В тот день нас было четверо и те, против кого мы играли, — братья Аловы, Макс и Рома, — являлись если и не нашими «злейшими врагами», то, во всяком случае, мы их недолюбливали. Причина? Да очень простая, мальчишеская: не в том, что они когда-то наделали нам пакостей, корчили рожи или дразнили, а просто потому, что если мы и не видели их вместе, то обязательно когда уходил Макс, оставался Рома, и наоборот — когда уходил Рома, оставался Макс, — словом, не сошлись характерами. Излишне говорить, что мы с Мишкой оказались в одной команде, хотя и не договаривались заранее, а тянули жребий.

Вперед продвигались по-пластунски, или же перекатываясь со спины на колени и обратно; трава при этом сильно приминалась к земле не рваными узкими коридорами, а вполне себе цельными квадратными участками, — моя спина была уже достаточно широка, — и мне нравилось думать, что я не играю в детскую игру, а занимаюсь очень полезным и благим делом — превращаю траву в сено. Насколько же сложнее и хитроумнее выглядит травяная паутина, если лечь на живот и бросить на нее продольный взгляд! Сколько маленьких коридорчиков, оконец, ромбиков, неправильных четырех-, пяти- и шестиугольников, которые то борются друг с другом, то накладываются друг на друга, то, имея общую сторону, образуют вогнутые геометрические фигуры или пространственные углы; (разумеется, всех этих названий я тогда не знал, и только гораздо позже сумел подобрать травяным формочкам самые точные определения, ну а первоначально они, оттого, еще больше захватывали мое воображение, как и любая безотчетная вещь). И стоило только подняться легкому вечернему ветерку, тут же все формочки калейдоскопически менялись: на том месте, где был параллелограмм, стоял теперь нарушенный ромб, место нарушенного ромба занял вогнутый шестиугольник, а его место, в свою очередь, уже параллелограмм, — и это самое простое перемещение; но даже здесь не обходилось без существенного искажения, ибо новый параллелограмм не был похож на старый, нарушенный ромб явился вариацией обыкновенного, а вогнутый шестиугольник — выпуклого пятиугольника. Конечно, все эти фигуры я обозначаю условно: можно было бы рассматривать, например, не одну простейшую ячейку, образованную схождением тонких травяных стволиков, а выделять глазом гораздо большие по размерам площади, расчерченные несколькими коридорчиками. Да и не только геометрии касались эти бесконечные изменения: к примеру, внутрь параллелограмма, занявшего новую позицию, могла проникнуть тонкая волна солнечного света и окрасить в розовый цвет одну его сторону, или в бордовый — две стороны, а третью наполовину; или же часто в образовавшемся просвете попадался лепесток «куриной слепоты», пух одуванчика или темно-зеленый глаз кузнечика, то неподвижный, то начинавший вдруг подрагивать в такт движению стрекочущих ног.

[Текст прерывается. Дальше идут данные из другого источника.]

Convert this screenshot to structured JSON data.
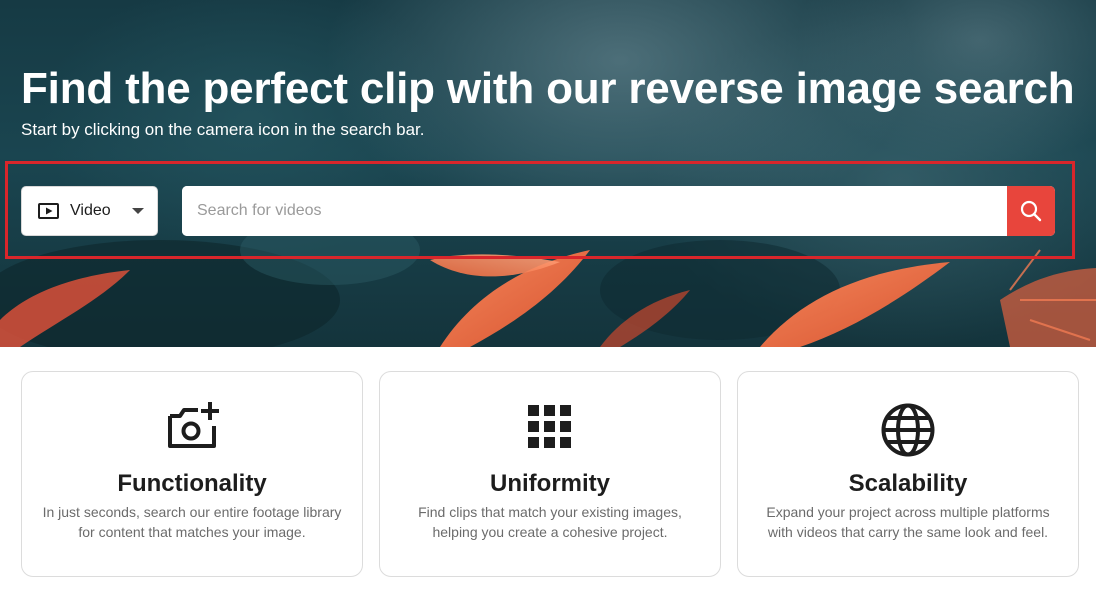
{
  "hero": {
    "title": "Find the perfect clip with our reverse image search",
    "subtitle": "Start by clicking on the camera icon in the search bar."
  },
  "search": {
    "type_selected": "Video",
    "type_icon": "video-play-icon",
    "placeholder": "Search for videos",
    "value": "",
    "button_icon": "search-icon"
  },
  "colors": {
    "accent": "#e8453c",
    "highlight_border": "#d9262b",
    "hero_bg": "#163a44"
  },
  "features": [
    {
      "icon": "camera-plus-icon",
      "title": "Functionality",
      "desc_line1": "In just seconds, search our entire footage library",
      "desc_line2": "for content that matches your image."
    },
    {
      "icon": "grid-icon",
      "title": "Uniformity",
      "desc_line1": "Find clips that match your existing images,",
      "desc_line2": "helping you create a cohesive project."
    },
    {
      "icon": "globe-icon",
      "title": "Scalability",
      "desc_line1": "Expand your project across multiple platforms",
      "desc_line2": "with videos that carry the same look and feel."
    }
  ]
}
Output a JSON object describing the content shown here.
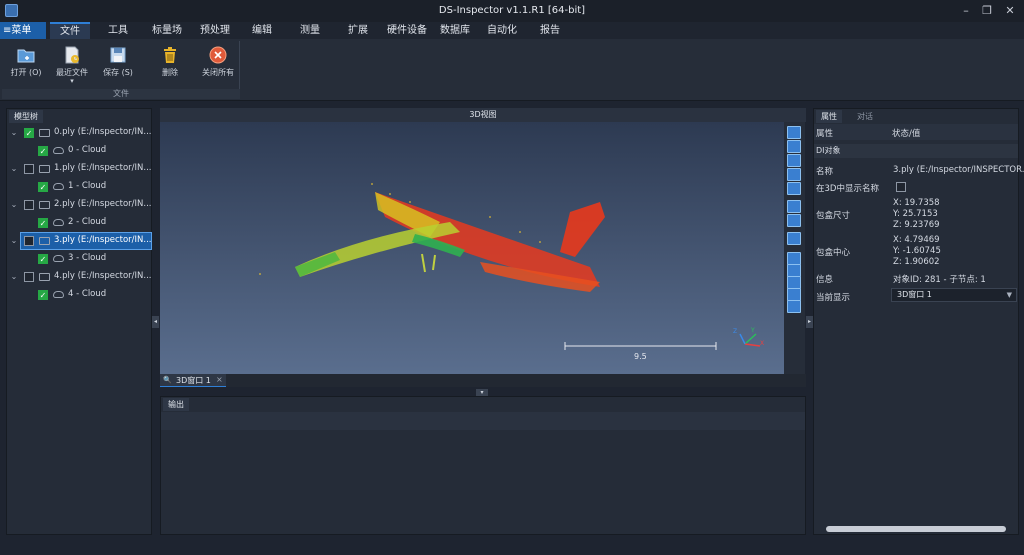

Если такие сложности творились в плоскости и всего-то от одного легкого дуновения ветерка, что тогда говорить о пространстве! А когда ветер дул сильнее или же мы с Мишкой приминали телами очередные волны травы, начинался такой геометрический хаос, что его описание составило бы большие объемы, чем полное собрание сочинений Дюма.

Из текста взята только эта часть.